For res judicata to bar this action, certain elements must be present. They are: (1) there must be substantial identity between the parties in the prior and subsequent suits, (2) there must be the same cause of action in both suits, (3) the previous case must have been decided by a court of competent jurisdiction, and (4) the previous adjudication must have reached the merits of the case. Ex parte McCracken, 576 So.2d 664 (Ala.1991). See also, LeBlanc v. LeBlanc, 587 So.2d 394 (Ala. Civ.App.1991). Doubtless, the parties were substantially the same in both actions; however, the cause of action differs in the two suits. It is undisputed that in the second divorce action, the children were no longer minors and child support was not an issue.

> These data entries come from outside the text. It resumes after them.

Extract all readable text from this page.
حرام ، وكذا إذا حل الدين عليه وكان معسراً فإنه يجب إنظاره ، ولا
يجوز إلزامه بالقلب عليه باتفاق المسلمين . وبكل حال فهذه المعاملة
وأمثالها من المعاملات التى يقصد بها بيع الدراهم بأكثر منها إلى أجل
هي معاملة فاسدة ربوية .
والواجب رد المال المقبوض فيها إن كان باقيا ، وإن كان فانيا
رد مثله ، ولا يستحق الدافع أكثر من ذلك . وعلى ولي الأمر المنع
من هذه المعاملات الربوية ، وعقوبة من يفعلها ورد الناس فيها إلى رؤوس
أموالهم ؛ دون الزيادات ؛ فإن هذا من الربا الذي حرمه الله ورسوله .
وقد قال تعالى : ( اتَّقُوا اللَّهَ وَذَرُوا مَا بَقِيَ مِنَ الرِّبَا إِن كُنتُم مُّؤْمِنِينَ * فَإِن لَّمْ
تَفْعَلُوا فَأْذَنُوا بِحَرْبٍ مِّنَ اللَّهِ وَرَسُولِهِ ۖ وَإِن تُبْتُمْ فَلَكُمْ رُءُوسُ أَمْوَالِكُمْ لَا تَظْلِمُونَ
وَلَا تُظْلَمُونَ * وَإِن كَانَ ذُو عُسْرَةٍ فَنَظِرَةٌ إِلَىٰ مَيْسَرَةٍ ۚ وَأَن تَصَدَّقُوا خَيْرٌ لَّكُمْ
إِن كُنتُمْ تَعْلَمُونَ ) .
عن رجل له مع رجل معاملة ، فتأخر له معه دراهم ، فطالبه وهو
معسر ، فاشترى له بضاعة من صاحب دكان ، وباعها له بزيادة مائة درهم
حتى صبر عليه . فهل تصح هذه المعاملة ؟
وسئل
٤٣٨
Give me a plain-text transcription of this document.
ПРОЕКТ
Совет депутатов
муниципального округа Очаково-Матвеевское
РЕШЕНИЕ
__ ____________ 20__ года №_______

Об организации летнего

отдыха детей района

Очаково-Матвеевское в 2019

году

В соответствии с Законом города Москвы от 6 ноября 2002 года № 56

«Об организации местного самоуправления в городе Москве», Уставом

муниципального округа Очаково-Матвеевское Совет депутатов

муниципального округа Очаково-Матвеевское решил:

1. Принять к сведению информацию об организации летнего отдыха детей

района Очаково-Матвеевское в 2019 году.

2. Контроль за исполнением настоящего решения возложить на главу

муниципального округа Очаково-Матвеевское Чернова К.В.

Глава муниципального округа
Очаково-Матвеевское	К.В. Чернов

There is testimony in the record supporting the trial court's finding that "In [the second divorce] action, this Court did not consider or enter any ruling concerning the effect, if any, the remarriage of the parties had on the accrued installments of child support." There is evidence in the record indicating that the child support arrearage, which may have been discussed during the second divorce proceeding, was not an issue and, therefore, that there was no adjudication concerning the arrearage.
On the record before us, which supports the trial court's findings, we cannot reverse the trial court's judgment. In light of the above principles of law regarding accrued child support obligations, the trial court correctly entered a judgment for the wife. As a result, the judgment is due to be affirmed.
AFFIRMED.
ROBERTSON, P.J., and RUSSELL, J., concur.